Well, The Lady in the Tower seems to have given me quite a lot to think about, and the cover reminded me that when I first saw Diana, Princess of Wales wearing her ‘D’ pendant which she was very fond of pre her marriage, I thought immediately that it wasn’t a good omen. Surely she must have realised that it was Boleyn’s favourite type of jewel too! No, I’m not saying that Diana was bumped off by anyone, except a drunken and drugged up driver, but they seemed to be a similar type of woman.

It was pointed out in the book that Anne’s temper tantrums might have been exacerbated by raging hormones, as after they got married she was almost always in a state of pregnancy or recovering from birth or miscarriages. I’d agree with that, but she was ‘difficult’ long before they got married, I suppose we can blame that on PMT!

Have you read The Lady in the Tower? If so what are your thoughts on it?

You might be interested in reading the love letters sent between Henry and Anne which are available on Project Gutenberg here.

And below is a lovely version of Greensleeves, if you fancy a listen to it.

Mary Boleyn – The Great and Infamous Whore

I haven’t read anything by Alison Weir before and I had been under the impression that she only wrote fiction so I was surprised to find Mary Boleyn – The Great and Infamous Whore in the history section at one of my local libraries. Interestingly this book seems to be subtitled The Mistress of Kings on Goodreads, maybe that was for American sensibilties!

Anyway, when I saw this book sitting on the library shelf I immediately wondered if there really was that much known about Mary Boleyn – enough to fill a book, and now that I’ve read the book I can tell you that indeed there is very little known about Mary Boleyn at all.

This book is full of question marks. Pages and pages are devoted to the fact that it isn’t even known which year she was born or even if she was the eldest of the Boleyn daughters or if Anne was. These pages all point out that previous writers have stated facts which couldn’t be correct. I’m afraid I almost gave up, so annoyed was I with it, after all it is really an irrelevance – whether Mary or Anne was the eldest daughter. Although I reckon that any psychologist would tell you that Anne displayed all the classic qualities/faults of a middle child. She wanted to be the centre of everyone’s world. Mary seems to have been disliked by both of her parents, I think by her father because she resembled her mother’s side of the family – the Howards. And probably disliked by her mother because her husband Thomas Boleyn blamed his wife for Mary being a disappointment, she wasn’t a manipulative schemer and that was really what he admired in people, Mary didn’t do anything to help promote her family’s position.

I did plough on to the end and the book does throw up interesting facts about Tudor life which I didn’t know about – such as: that sweating sickness which seemed to be so rife was not the plague as I have previously read. It seems to have been an illness which must have mutated over the years until it was no longer the killer it had been. At the height of its strength it could kill people within a couple of hours of the victim feeling ill. It sounds like a very virulent flu to me.

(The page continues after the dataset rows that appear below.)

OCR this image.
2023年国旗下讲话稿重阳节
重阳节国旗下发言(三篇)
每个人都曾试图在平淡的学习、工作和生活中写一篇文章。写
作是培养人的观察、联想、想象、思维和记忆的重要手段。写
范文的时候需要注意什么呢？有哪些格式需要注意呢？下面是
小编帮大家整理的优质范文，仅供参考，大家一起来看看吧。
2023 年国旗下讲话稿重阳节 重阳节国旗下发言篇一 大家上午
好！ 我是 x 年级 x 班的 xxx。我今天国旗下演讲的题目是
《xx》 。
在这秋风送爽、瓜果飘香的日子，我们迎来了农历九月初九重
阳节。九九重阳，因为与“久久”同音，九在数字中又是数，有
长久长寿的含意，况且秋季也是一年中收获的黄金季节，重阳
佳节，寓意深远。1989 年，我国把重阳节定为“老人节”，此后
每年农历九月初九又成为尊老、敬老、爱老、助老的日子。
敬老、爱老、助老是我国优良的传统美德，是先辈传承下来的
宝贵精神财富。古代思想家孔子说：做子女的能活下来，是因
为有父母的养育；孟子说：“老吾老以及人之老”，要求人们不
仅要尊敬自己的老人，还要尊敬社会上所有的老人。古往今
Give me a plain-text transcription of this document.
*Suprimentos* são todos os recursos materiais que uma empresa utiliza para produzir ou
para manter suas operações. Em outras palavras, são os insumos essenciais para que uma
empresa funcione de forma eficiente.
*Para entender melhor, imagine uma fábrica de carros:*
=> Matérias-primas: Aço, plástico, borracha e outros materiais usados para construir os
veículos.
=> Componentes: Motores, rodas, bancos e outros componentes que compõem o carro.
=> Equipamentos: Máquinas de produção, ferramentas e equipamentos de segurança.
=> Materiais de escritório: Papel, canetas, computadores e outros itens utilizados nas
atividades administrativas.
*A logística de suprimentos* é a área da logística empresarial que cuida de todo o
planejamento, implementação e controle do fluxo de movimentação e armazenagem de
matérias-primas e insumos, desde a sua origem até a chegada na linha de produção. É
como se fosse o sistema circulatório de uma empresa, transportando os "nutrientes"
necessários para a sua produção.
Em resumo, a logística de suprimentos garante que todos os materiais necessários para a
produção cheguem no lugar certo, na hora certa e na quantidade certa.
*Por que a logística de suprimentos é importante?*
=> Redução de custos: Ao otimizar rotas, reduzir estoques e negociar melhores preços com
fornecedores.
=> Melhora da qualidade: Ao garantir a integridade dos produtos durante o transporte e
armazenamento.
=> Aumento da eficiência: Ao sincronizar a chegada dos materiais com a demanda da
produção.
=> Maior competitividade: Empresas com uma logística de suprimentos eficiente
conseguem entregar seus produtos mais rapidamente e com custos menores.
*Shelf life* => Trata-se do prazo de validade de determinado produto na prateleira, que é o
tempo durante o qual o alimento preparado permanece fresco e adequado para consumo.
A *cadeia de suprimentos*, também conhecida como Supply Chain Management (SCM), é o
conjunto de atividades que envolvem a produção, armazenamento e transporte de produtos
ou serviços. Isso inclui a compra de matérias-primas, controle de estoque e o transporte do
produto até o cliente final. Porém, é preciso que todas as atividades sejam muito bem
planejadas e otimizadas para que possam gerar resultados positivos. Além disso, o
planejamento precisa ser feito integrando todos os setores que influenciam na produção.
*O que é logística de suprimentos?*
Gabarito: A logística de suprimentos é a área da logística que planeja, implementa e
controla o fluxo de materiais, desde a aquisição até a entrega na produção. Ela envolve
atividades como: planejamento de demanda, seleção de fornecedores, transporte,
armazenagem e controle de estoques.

Inevitably sister Anne makes an appearance in the book and as ever I was struck by how patient Henry VIII had been, I think Anne should have counted herself lucky not to have got the chop a lot sooner than she did, such as immediately after Henry realised that she wasn’t the innocent virgin she had been making herself out to be in the six years or so that she had been holding him at bay!

If you just want to immerse yourself in things Tudor while you wait for the next instalment of Wolf Hall coming around you might enjoy this book, but at the end of it you won’t be much the wiser about Mary Boleyn’s life, although she was much maligned by the sound of things as she doesn’t seem to have been any more promiscuous than the rest of them.

Have any of you read any of Alison Weir’s fiction books and if so what did you think of them?